Whilst some organisations have proved to be very adept at transforming for the radically different environment in which they find themselves, this distinction is an important one since just about every area of every business (including customer interactions and expectations, operational efficiency and productivity, marketing and communications, sales, logistics and distribution) has been significantly changed by the impact of digital technologies.
The digital native organisation may have originated from the technology sector, but there now exists multiple examples across the widest range of industries from retail to logistics to marketing to automotive. Yet what they hold in common is an approach that is not just informed by digital, but has digital at it’s heart. An approach that takes a different start point to legacy ways of seeing the world and the competitive markets in which they operate. One that takes an often contrasting approach to traditional ways of solving problems, and likely embraces an organisational culture that doesn’t just look different from the outside, but feels different from the inside.
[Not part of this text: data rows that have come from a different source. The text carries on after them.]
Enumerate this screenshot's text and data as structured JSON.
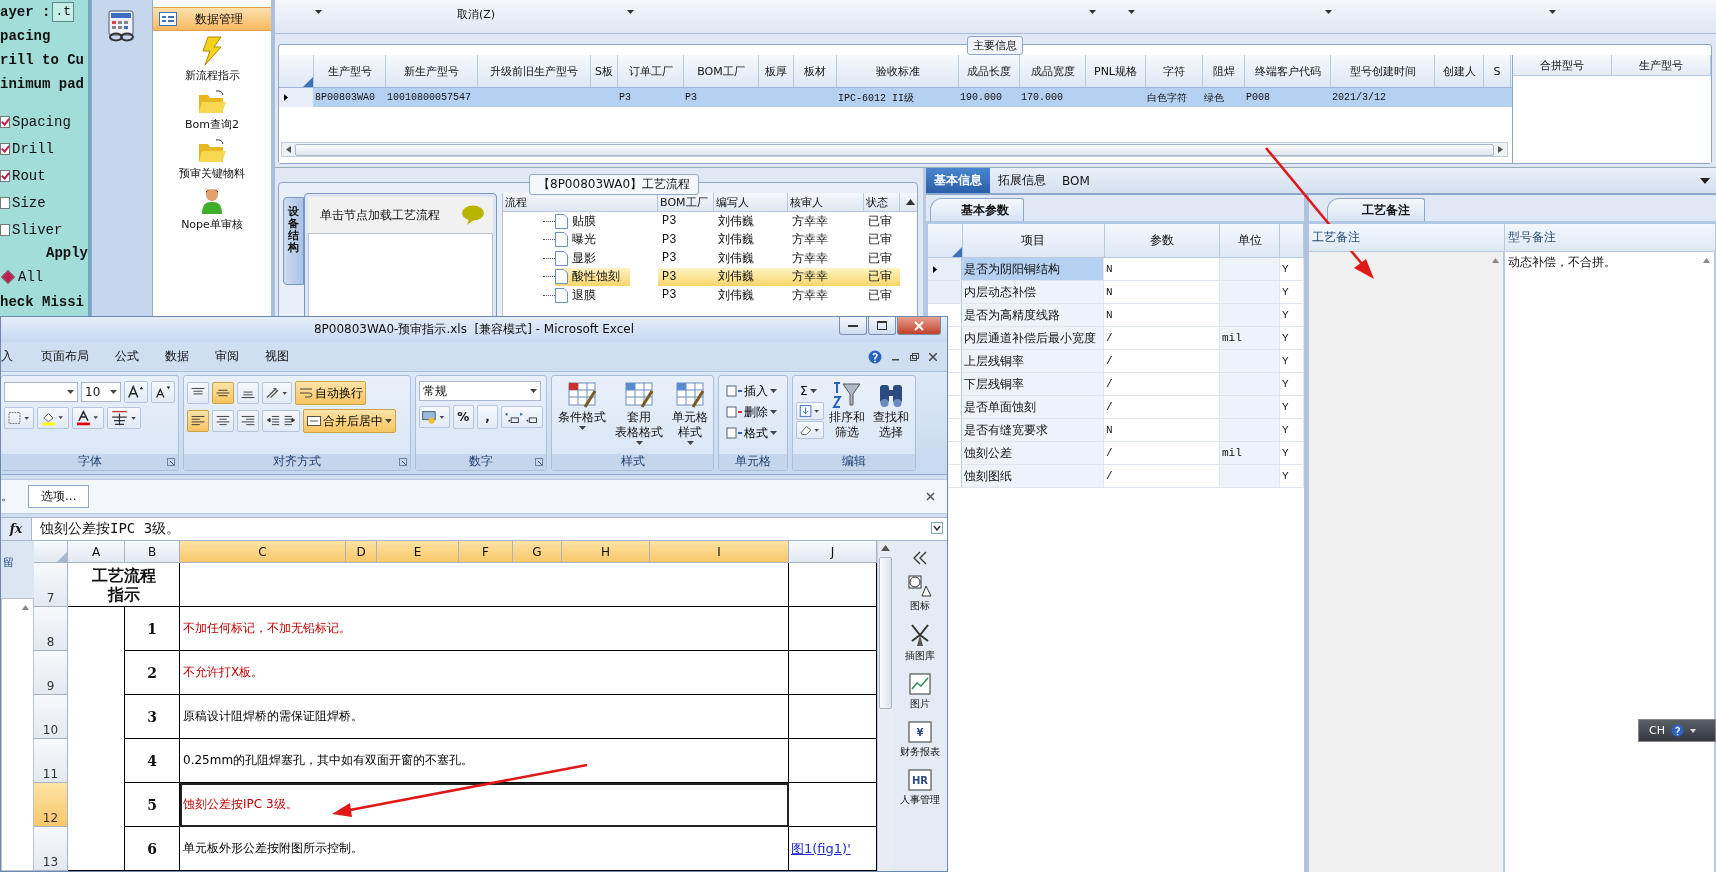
{
  "left_panel": {
    "layer_label": "ayer :",
    "layer_value": ".t",
    "lines": [
      "pacing",
      "rill to Cu",
      "inimum pad"
    ],
    "checks": [
      {
        "label": "Spacing",
        "checked": true
      },
      {
        "label": "Drill",
        "checked": true
      },
      {
        "label": "Rout",
        "checked": true
      },
      {
        "label": "Size",
        "checked": false
      },
      {
        "label": "Sliver",
        "checked": false
      }
    ],
    "apply": "Apply",
    "radios": [
      {
        "label": "All",
        "selected": true
      }
    ],
    "check_missing": "heck Missi"
  },
  "nav": {
    "header": "数据管理",
    "items": [
      {
        "label": "新流程指示",
        "kind": "bolt"
      },
      {
        "label": "Bom查询2",
        "kind": "folder"
      },
      {
        "label": "预审关键物料",
        "kind": "folder"
      },
      {
        "label": "Nope单审核",
        "kind": "person"
      }
    ]
  },
  "toolbar": {
    "cancel": "取消(Z)"
  },
  "main_info": {
    "title": "主要信息",
    "columns": [
      "生产型号",
      "新生产型号",
      "升级前旧生产型号",
      "S板",
      "订单工厂",
      "BOM工厂",
      "板厚",
      "板材",
      "验收标准",
      "成品长度",
      "成品宽度",
      "PNL规格",
      "字符",
      "阻焊",
      "终端客户代码",
      "型号创建时间",
      "创建人",
      "S"
    ],
    "rows": [
      {
        "selected": true,
        "cells": [
          "8P00803WA0",
          "10010800057547",
          null,
          null,
          "P3",
          "P3",
          null,
          null,
          "IPC-6012 II级",
          "190.000",
          "170.000",
          null,
          "白色字符",
          "绿色",
          "P008",
          "2021/3/12",
          null,
          null
        ]
      }
    ],
    "side_columns": [
      "合拼型号",
      "生产型号"
    ]
  },
  "process": {
    "title": "【8P00803WA0】工艺流程",
    "side_tab": "设备结构",
    "hint": "单击节点加载工艺流程",
    "columns": [
      "流程",
      "BOM工厂",
      "编写人",
      "核审人",
      "状态"
    ],
    "rows": [
      {
        "name": "贴膜",
        "factory": "P3",
        "writer": "刘伟巍",
        "reviewer": "方幸幸",
        "status": "已审",
        "selected": false
      },
      {
        "name": "曝光",
        "factory": "P3",
        "writer": "刘伟巍",
        "reviewer": "方幸幸",
        "status": "已审",
        "selected": false
      },
      {
        "name": "显影",
        "factory": "P3",
        "writer": "刘伟巍",
        "reviewer": "方幸幸",
        "status": "已审",
        "selected": false
      },
      {
        "name": "酸性蚀刻",
        "factory": "P3",
        "writer": "刘伟巍",
        "reviewer": "方幸幸",
        "status": "已审",
        "selected": true
      },
      {
        "name": "退膜",
        "factory": "P3",
        "writer": "刘伟巍",
        "reviewer": "方幸幸",
        "status": "已审",
        "selected": false
      }
    ]
  },
  "detail_tabs": [
    {
      "label": "基本信息",
      "selected": true
    },
    {
      "label": "拓展信息",
      "selected": false
    },
    {
      "label": "BOM",
      "selected": false
    }
  ],
  "params": {
    "tab": "基本参数",
    "columns": [
      "项目",
      "参数",
      "单位"
    ],
    "rows": [
      {
        "item": "是否为阴阳铜结构",
        "value": "N",
        "unit": null,
        "flag": "Y",
        "selected": true
      },
      {
        "item": "内层动态补偿",
        "value": "N",
        "unit": null,
        "flag": "Y",
        "selected": false
      },
      {
        "item": "是否为高精度线路",
        "value": "N",
        "unit": null,
        "flag": "Y",
        "selected": false
      },
      {
        "item": "内层通道补偿后最小宽度",
        "value": "/",
        "unit": "mil",
        "flag": "Y",
        "selected": false
      },
      {
        "item": "上层残铜率",
        "value": "/",
        "unit": null,
        "flag": "Y",
        "selected": false
      },
      {
        "item": "下层残铜率",
        "value": "/",
        "unit": null,
        "flag": "Y",
        "selected": false
      },
      {
        "item": "是否单面蚀刻",
        "value": "/",
        "unit": null,
        "flag": "Y",
        "selected": false
      },
      {
        "item": "是否有缝宽要求",
        "value": "N",
        "unit": null,
        "flag": "Y",
        "selected": false
      },
      {
        "item": "蚀刻公差",
        "value": "/",
        "unit": "mil",
        "flag": "Y",
        "selected": false
      },
      {
        "item": "蚀刻图纸",
        "value": "/",
        "unit": null,
        "flag": "Y",
        "selected": false
      }
    ]
  },
  "notes": {
    "tab": "工艺备注",
    "columns": [
      "工艺备注",
      "型号备注"
    ],
    "model_note": "动态补偿，不合拼。"
  },
  "excel": {
    "title": "8P00803WA0-预审指示.xls  [兼容模式] - Microsoft Excel",
    "tabs": [
      "入",
      "页面布局",
      "公式",
      "数据",
      "审阅",
      "视图"
    ],
    "ribbon": [
      {
        "kind": "font",
        "label": "字体",
        "size": "10"
      },
      {
        "kind": "align",
        "label": "对齐方式",
        "buttons": [
          {
            "label": "自动换行",
            "on": true
          },
          {
            "label": "合并后居中",
            "on": true
          }
        ]
      },
      {
        "kind": "number",
        "label": "数字",
        "format": "常规",
        "symbols": [
          "%",
          ","
        ]
      },
      {
        "kind": "styles",
        "label": "样式",
        "buttons": [
          {
            "lines": [
              "条件格式"
            ]
          },
          {
            "lines": [
              "套用",
              "表格格式"
            ]
          },
          {
            "lines": [
              "单元格",
              "样式"
            ]
          }
        ]
      },
      {
        "kind": "cells",
        "label": "单元格",
        "buttons": [
          "插入",
          "删除",
          "格式"
        ]
      },
      {
        "kind": "editing",
        "label": "编辑",
        "sigma": "Σ",
        "buttons": [
          {
            "lines": [
              "排序和",
              "筛选"
            ]
          },
          {
            "lines": [
              "查找和",
              "选择"
            ]
          }
        ]
      }
    ],
    "message": {
      "text": "。",
      "button": "选项..."
    },
    "formula": {
      "label": "fx",
      "value": "蚀刻公差按IPC 3级。"
    },
    "left_label": "留",
    "columns": [
      {
        "label": "A",
        "selected": false
      },
      {
        "label": "B",
        "selected": false
      },
      {
        "label": "C",
        "selected": true
      },
      {
        "label": "D",
        "selected": true
      },
      {
        "label": "E",
        "selected": true
      },
      {
        "label": "F",
        "selected": true
      },
      {
        "label": "G",
        "selected": true
      },
      {
        "label": "H",
        "selected": true
      },
      {
        "label": "I",
        "selected": true
      },
      {
        "label": "J",
        "selected": false
      }
    ],
    "title_row": {
      "row": "7",
      "text": "工艺流程指示"
    },
    "rows": [
      {
        "row": "8",
        "num": "1",
        "text": "不加任何标记，不加无铅标记。",
        "emphasis": true,
        "selected": false
      },
      {
        "row": "9",
        "num": "2",
        "text": "不允许打X板。",
        "emphasis": true,
        "selected": false
      },
      {
        "row": "10",
        "num": "3",
        "text": "原稿设计阻焊桥的需保证阻焊桥。",
        "emphasis": false,
        "selected": false
      },
      {
        "row": "11",
        "num": "4",
        "text": "0.25mm的孔阻焊塞孔，其中如有双面开窗的不塞孔。",
        "emphasis": false,
        "selected": false
      },
      {
        "row": "12",
        "num": "5",
        "text": "蚀刻公差按IPC 3级。",
        "emphasis": true,
        "selected": true
      },
      {
        "row": "13",
        "num": "6",
        "text": "单元板外形公差按附图所示控制。",
        "emphasis": false,
        "selected": false,
        "link": "图1(fig1)'"
      }
    ],
    "side_pane": [
      {
        "label": "图标",
        "kind": "shapes"
      },
      {
        "label": "插图库",
        "kind": "windmill"
      },
      {
        "label": "图片",
        "kind": "image"
      },
      {
        "label": "财务报表",
        "kind": "finance",
        "glyph": "¥"
      },
      {
        "label": "人事管理",
        "kind": "hr",
        "glyph": "HR"
      }
    ]
  },
  "ime": {
    "label": "CH"
  }
}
In the same way as people’s early experience helps shape them for the rest of their lives, so companies that are digital immigrants have to unravel a lot of outmoded assumptions, ways of doing things, and organisational habits in order to rebuild to become not only native speakers in the digital world, but native do-ers. So it's important to talk about digital transformation rather than digital adaptation because the change required impacts how things get done, how people work, the way in which the company is structured, and how people feel when they walk through the door. In other words the very fabric of how they operate, behave and do business.
I think that there are many lessons that traditional or incumbent organisations can draw from digital-native companies that can help them on that journey of transformation. These are the kind of lessons that I'm seeking to distill in the book that I'm writing.